Tagging a beluga whale near Anchorage
Tagging a beluga in Cook Inlet near Anchorage
Credit: NMML

The official count of Cook Inlet’s beluga whales has increased for the first time in six years, suggesting that the depleted population that haunts the ocean near Anchorage may be holding steady instead of slipping further toward extinction.

Aerial surveys conducted in June and August — using trained observers and painstaking video of the fast-moving, difficult-to-see animals — produced an abundance estimate of 375, according to a report posted online this week by NOAA Fisheries.

That’s significantly above the 302 estimated for 2006, but generally in line with other estimates since 1998.

How should people read this latest news? With caution.

“While we are encouraged by this higher estimate, further surveys will be required to determine if this is a reliable upward population trend,” said Alaska Fisheries Science Center Director Doug DeMaster, in the agency’s release.


In what may be one of Alaska’s most intractable conservation problems, Cook Inlet belugas have declining about 4 percent each year almost for two decades — a 70 percent crash since the 1970s. The animals never mingle with other Alaska beluga stocks and could disappear within a century if conditions don’t change.

Beluga whales off Anchorage
Belugas swimming off Anchorage
Credit: NMML

As a result, NOAA Fisheries has been considering listing the Cook Inlet belugas as endangered under the federal Endangered Species Act. The proposal — pushed by the Center for Biological Diversity and other conservationists, and then backed by an agency assessment — drew more than 135,000 responses over the summer and packed public meetings.

If the agency ultimately lists the whales, people would be forced to weigh the health of a unique whale population that exists no where else on earth against human activity in Alaska’s urban heart. At the center of their plight lurks a mystery. Why haven’t the whales bounced back?

Though overhunting by Alaska Natives in the early 1990s helped trigger the crisis, no one knows why the whales continued to slip after hunting was all-but suspended. The National Marine Mammal Lab in Seattle has proposed about $500,000 worth of beluga studies that had gone unfunded since 2002. People have yet to investigate the impact of shipping, noise, discharges of drilling waste by oil production platforms, pollution and runoff from Anchorage, shoreline development, commercial fishing, changes in beluga habitat or diet, and the age-sex structure of the pods.

Captive beluga whale spyhops
Captive Beluga looks around
Robyn Angliss / NMML

The issue over whether the whales now deserve the most stringent level of federal protection has already divided Anchorage and upper Inlet residents in a bitter test of values.

Should people spend extra money and possibly disrupt or cancel local projects to help give the whales a better chance to survive?
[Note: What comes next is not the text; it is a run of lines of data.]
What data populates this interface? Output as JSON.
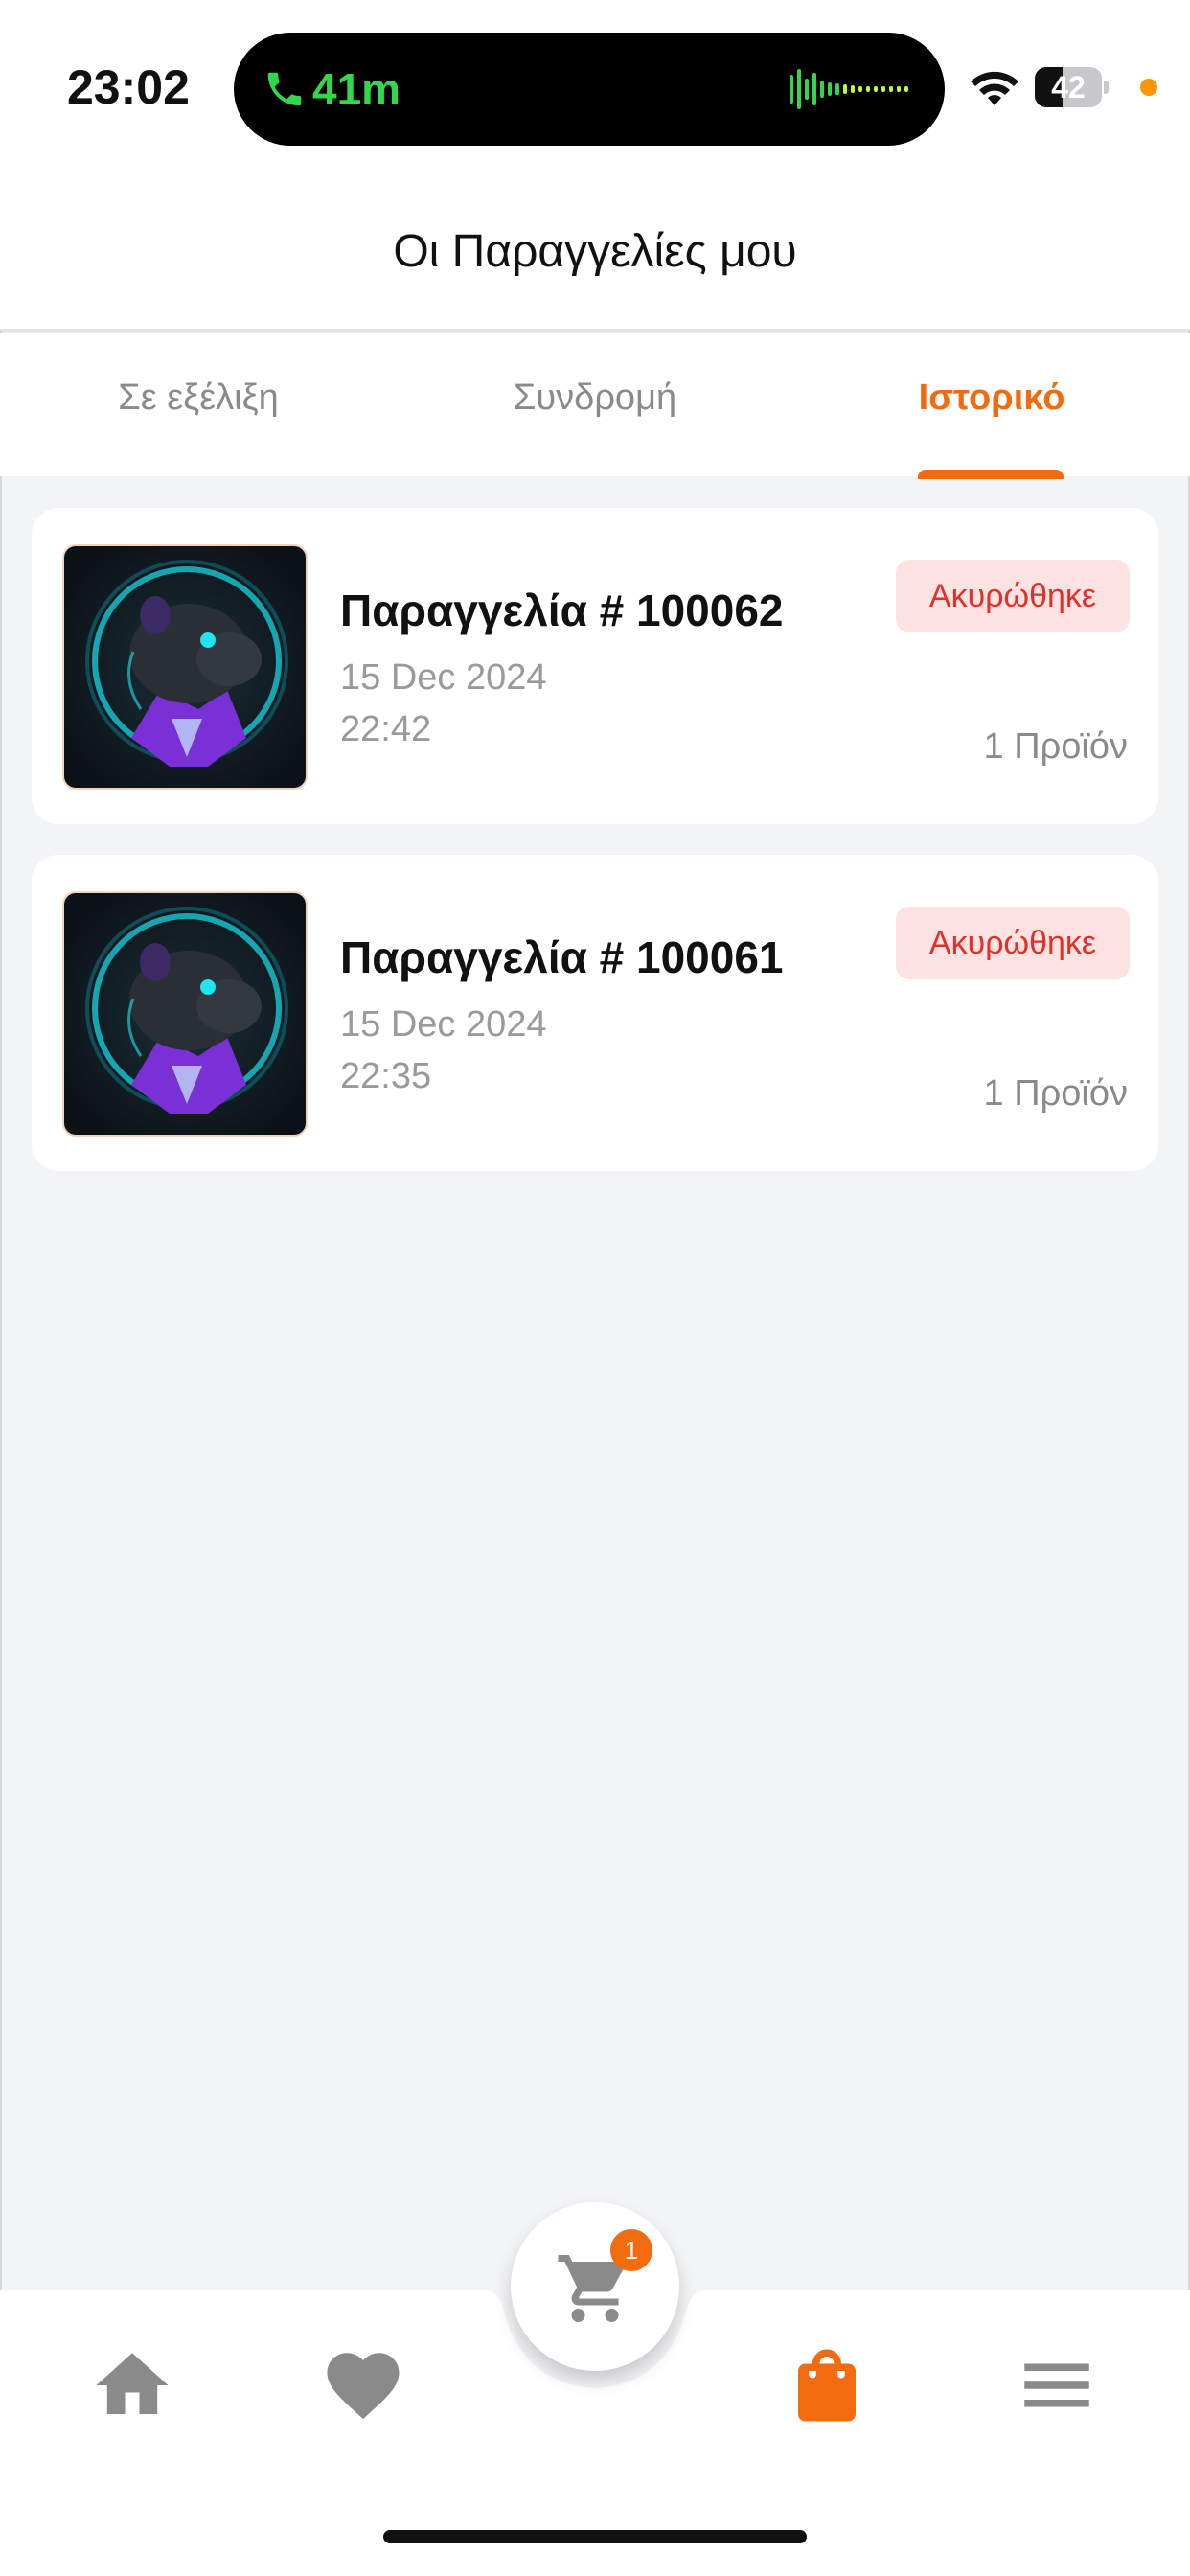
{
  "status_bar": {
    "time": "23:02",
    "call_duration": "41m",
    "battery_level": "42",
    "battery_fraction": 0.42,
    "icons": [
      "phone-icon",
      "waveform-icon",
      "wifi-icon",
      "battery-icon",
      "privacy-dot"
    ]
  },
  "header": {
    "title": "Οι Παραγγελίες μου"
  },
  "tabs": [
    {
      "label": "Σε εξέλιξη",
      "active": false
    },
    {
      "label": "Συνδρομή",
      "active": false
    },
    {
      "label": "Ιστορικό",
      "active": true
    }
  ],
  "orders": [
    {
      "title": "Παραγγελία # 100062",
      "date": "15 Dec 2024",
      "time": "22:42",
      "status": "Ακυρώθηκε",
      "items": "1 Προϊόν",
      "image": "capybara-product-image"
    },
    {
      "title": "Παραγγελία # 100061",
      "date": "15 Dec 2024",
      "time": "22:35",
      "status": "Ακυρώθηκε",
      "items": "1 Προϊόν",
      "image": "capybara-product-image"
    }
  ],
  "bottom_nav": {
    "cart_badge": "1",
    "items": [
      {
        "icon": "home-icon",
        "active": false
      },
      {
        "icon": "heart-icon",
        "active": false
      },
      {
        "icon": "cart-icon",
        "active": false
      },
      {
        "icon": "shopping-bag-icon",
        "active": true
      },
      {
        "icon": "menu-icon",
        "active": false
      }
    ]
  },
  "colors": {
    "accent": "#f26b0f",
    "cancelled_text": "#e0302a",
    "cancelled_bg": "#fde2e2",
    "page_bg": "#f3f4f6",
    "call_green": "#33d74b"
  }
}
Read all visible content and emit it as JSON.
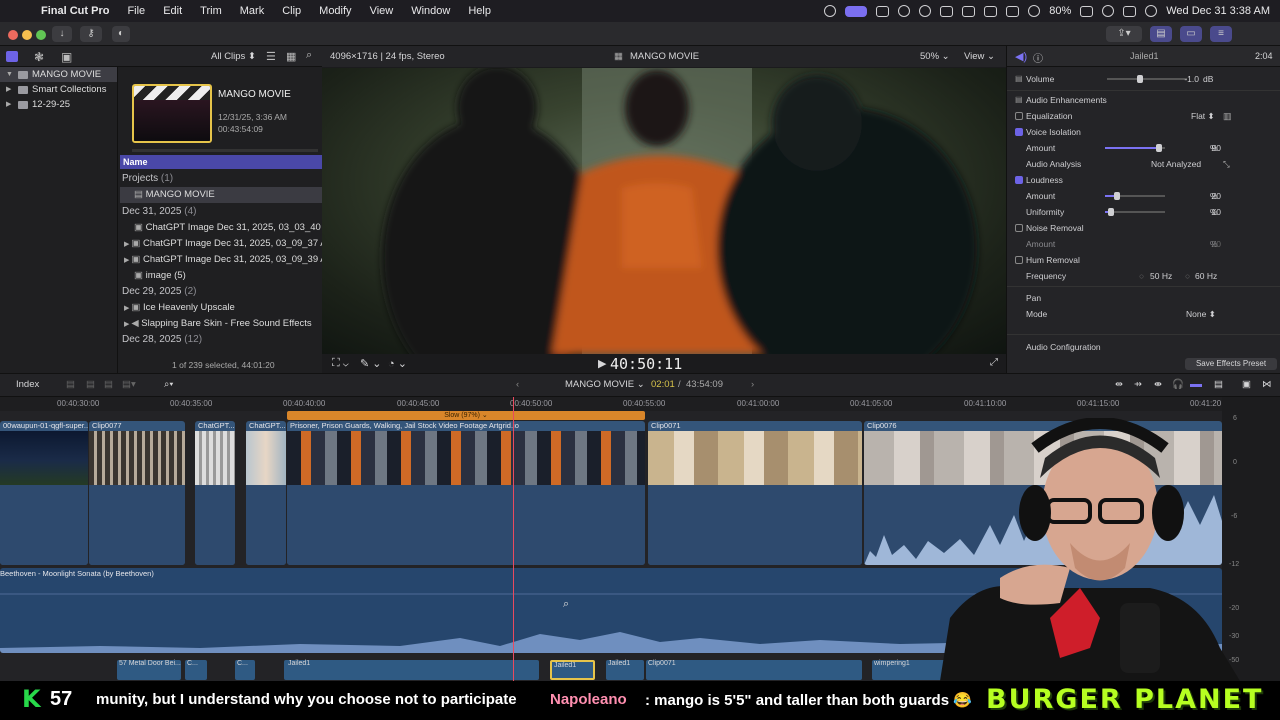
{
  "menubar": {
    "app": "Final Cut Pro",
    "items": [
      "File",
      "Edit",
      "Trim",
      "Mark",
      "Clip",
      "Modify",
      "View",
      "Window",
      "Help"
    ],
    "battery": "80%",
    "datetime": "Wed Dec 31  3:38 AM"
  },
  "browser_header": {
    "filter": "All Clips"
  },
  "libraries": [
    {
      "label": "MANGO MOVIE",
      "selected": true
    },
    {
      "label": "Smart Collections"
    },
    {
      "label": "12-29-25"
    }
  ],
  "event": {
    "name": "MANGO MOVIE",
    "date": "12/31/25, 3:36 AM",
    "duration": "00:43:54:09"
  },
  "selection_status": "1 of 239 selected, 44:01:20",
  "list": {
    "header": "Name",
    "rows": [
      {
        "kind": "group",
        "label": "Projects",
        "count": "(1)"
      },
      {
        "kind": "item",
        "label": "MANGO MOVIE",
        "selected": true
      },
      {
        "kind": "group",
        "label": "Dec 31, 2025",
        "count": "(4)"
      },
      {
        "kind": "item",
        "label": "ChatGPT Image Dec 31, 2025, 03_03_40 A"
      },
      {
        "kind": "item",
        "label": "ChatGPT Image Dec 31, 2025, 03_09_37 AI"
      },
      {
        "kind": "item",
        "label": "ChatGPT Image Dec 31, 2025, 03_09_39 A"
      },
      {
        "kind": "item",
        "label": "image (5)"
      },
      {
        "kind": "group",
        "label": "Dec 29, 2025",
        "count": "(2)"
      },
      {
        "kind": "item",
        "label": "Ice Heavenly Upscale"
      },
      {
        "kind": "item",
        "label": "Slapping Bare Skin - Free Sound Effects"
      },
      {
        "kind": "group",
        "label": "Dec 28, 2025",
        "count": "(12)"
      }
    ]
  },
  "viewer": {
    "format": "4096×1716 | 24 fps, Stereo",
    "title": "MANGO MOVIE",
    "zoom": "50%",
    "view": "View",
    "timecode": "40:50:11"
  },
  "inspector": {
    "clip_name": "Jailed1",
    "clip_duration": "2:04",
    "volume": {
      "label": "Volume",
      "value": "-1.0",
      "unit": "dB",
      "level": 0.6
    },
    "section_enhancements": "Audio Enhancements",
    "equalization": {
      "label": "Equalization",
      "value": "Flat"
    },
    "voice_isolation": {
      "label": "Voice Isolation",
      "checked": true,
      "amount_label": "Amount",
      "amount": "90",
      "unit": "%",
      "level": 0.9
    },
    "audio_analysis": {
      "label": "Audio Analysis",
      "value": "Not Analyzed"
    },
    "loudness": {
      "label": "Loudness",
      "checked": true,
      "amount_label": "Amount",
      "amount": "20",
      "uniformity_label": "Uniformity",
      "uniformity": "10",
      "unit": "%",
      "amount_level": 0.2,
      "uniformity_level": 0.1
    },
    "noise_removal": {
      "label": "Noise Removal",
      "checked": false,
      "amount_label": "Amount",
      "amount": "20",
      "unit": "%"
    },
    "hum_removal": {
      "label": "Hum Removal",
      "checked": false,
      "freq_label": "Frequency",
      "freq1": "50 Hz",
      "freq2": "60 Hz"
    },
    "pan": {
      "label": "Pan",
      "mode_label": "Mode",
      "mode": "None"
    },
    "audio_config": "Audio Configuration",
    "save_preset": "Save Effects Preset"
  },
  "timeline_bar": {
    "index": "Index",
    "project": "MANGO MOVIE",
    "position": "02:01",
    "total": "43:54:09"
  },
  "ruler_ticks": [
    "00:40:30:00",
    "00:40:35:00",
    "00:40:40:00",
    "00:40:45:00",
    "00:40:50:00",
    "00:40:55:00",
    "00:41:00:00",
    "00:41:05:00",
    "00:41:10:00",
    "00:41:15:00",
    "00:41:20"
  ],
  "retime_label": "Slow (97%)",
  "clips": [
    {
      "label": "00waupun-01-qgfl-super..."
    },
    {
      "label": "Clip0077"
    },
    {
      "label": "ChatGPT..."
    },
    {
      "label": "ChatGPT..."
    },
    {
      "label": "Prisoner, Prison Guards, Walking, Jail  Stock Video Footage   Artgrid.io"
    },
    {
      "label": "Clip0071"
    },
    {
      "label": "Clip0076"
    }
  ],
  "music_clip": "Beethoven - Moonlight Sonata (by Beethoven)",
  "sfx_clips": [
    "57 Metal Door Bei...",
    "C...",
    "C...",
    "Jailed1",
    "Jailed1",
    "Jailed1",
    "Clip0071",
    "wimpering1"
  ],
  "meter_scale": [
    "6",
    "0",
    "-6",
    "-12",
    "-20",
    "-30",
    "-50"
  ],
  "chat": {
    "badge": "K",
    "badge_count": "57",
    "message_tail": "munity, but I understand why you choose not to participate",
    "username": "Napoleano",
    "message": ": mango is 5'5\" and taller than both guards 😂",
    "sponsor": "BURGER  PLANET"
  }
}
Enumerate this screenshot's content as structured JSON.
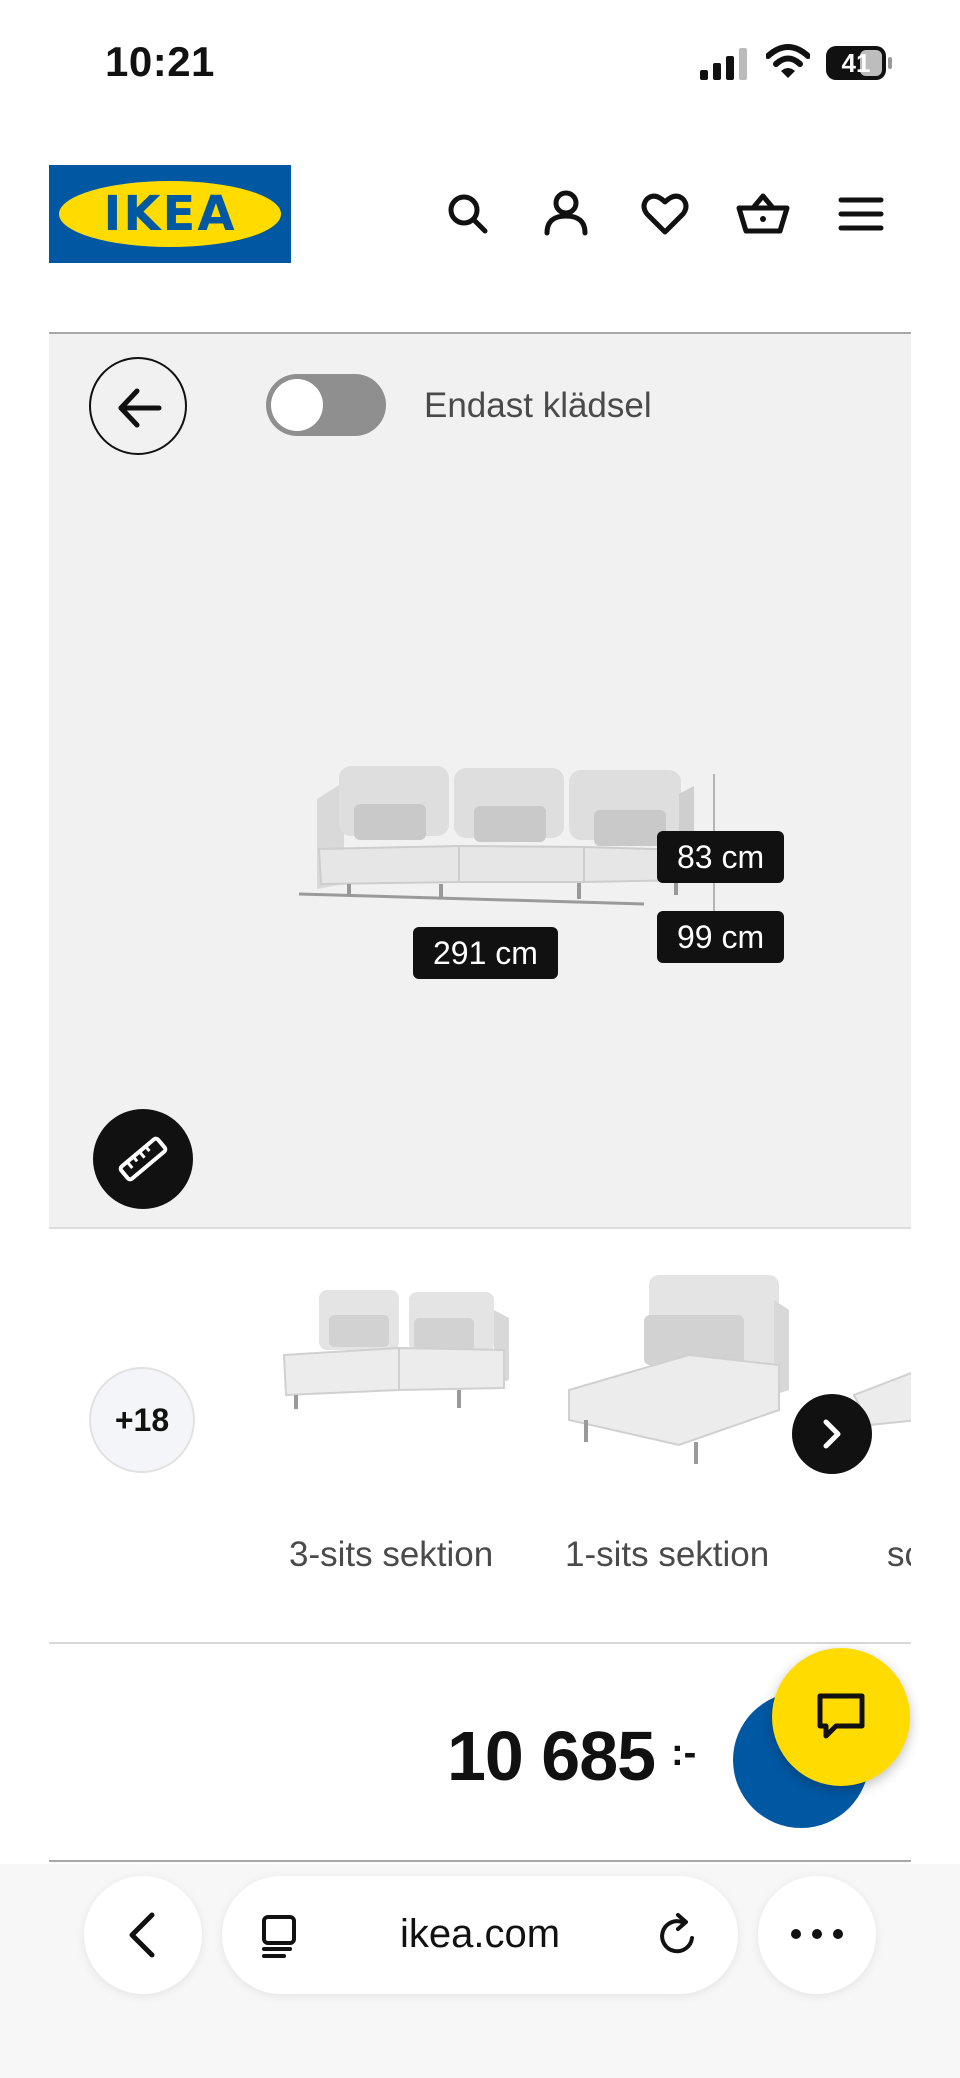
{
  "status_bar": {
    "time": "10:21",
    "battery": "41",
    "icons": [
      "signal-icon",
      "wifi-icon",
      "battery-icon"
    ]
  },
  "header": {
    "logo_text": "IKEA",
    "icons": [
      "search-icon",
      "account-icon",
      "heart-icon",
      "basket-icon",
      "menu-icon"
    ],
    "colors": {
      "brand_blue": "#0058a3",
      "brand_yellow": "#ffdb00"
    }
  },
  "viewer": {
    "toggle_label": "Endast klädsel",
    "toggle_on": false,
    "dimensions": {
      "width": "291 cm",
      "height": "83 cm",
      "depth": "99 cm"
    }
  },
  "variants": {
    "more_label": "+18",
    "items": [
      {
        "label": "3-sits sektion"
      },
      {
        "label": "1-sits sektion"
      },
      {
        "label": "sc"
      }
    ]
  },
  "price": {
    "value": "10 685",
    "currency": ":-"
  },
  "browser": {
    "url": "ikea.com",
    "icons": [
      "back-icon",
      "tabs-icon",
      "reload-icon",
      "more-icon"
    ]
  }
}
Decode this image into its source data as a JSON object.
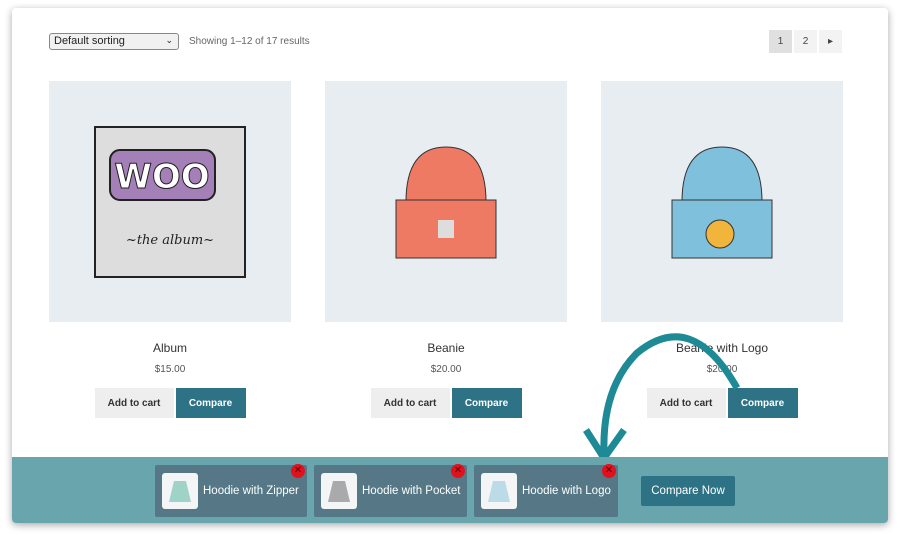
{
  "toolbar": {
    "sort": "Default sorting",
    "count": "Showing 1–12 of 17 results",
    "pages": [
      "1",
      "2"
    ],
    "next": "▸"
  },
  "products": [
    {
      "name": "Album",
      "price": "$15.00",
      "add": "Add to cart",
      "compare": "Compare"
    },
    {
      "name": "Beanie",
      "price": "$20.00",
      "add": "Add to cart",
      "compare": "Compare"
    },
    {
      "name": "Beanie with Logo",
      "price": "$20.00",
      "add": "Add to cart",
      "compare": "Compare"
    }
  ],
  "compare_bar": {
    "items": [
      "Hoodie with Zipper",
      "Hoodie with Pocket",
      "Hoodie with Logo"
    ],
    "remove": "✕",
    "button": "Compare Now"
  },
  "album_art": {
    "logo": "WOO",
    "sub": "the album"
  }
}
Or is this beluga population — isolated from other belugas in Alaska for at least 10,000 years — simply not important enough by itself to interrupt local commerce? Or perhaps nothing can help these whales?

At the very least, a listing would require federal managers to mount a biological investigation, identify and then protect critical habitat, plus scrutinize human activities to make sure they don’t hamper the recovery of the whales.

On the other hand, taking this step might delay or increase the cost of the proposed bridge across Knik Arm. It might raise troubling or expensive questions about the handling of drilling waste from oil platforms, the dumping of treated sewage from Anchorage. It might challenge or restrict shipping, noise, development and commercial fishing.

Try to protect these whales? Or conduct business as usual? The decision is expected in spring 2008.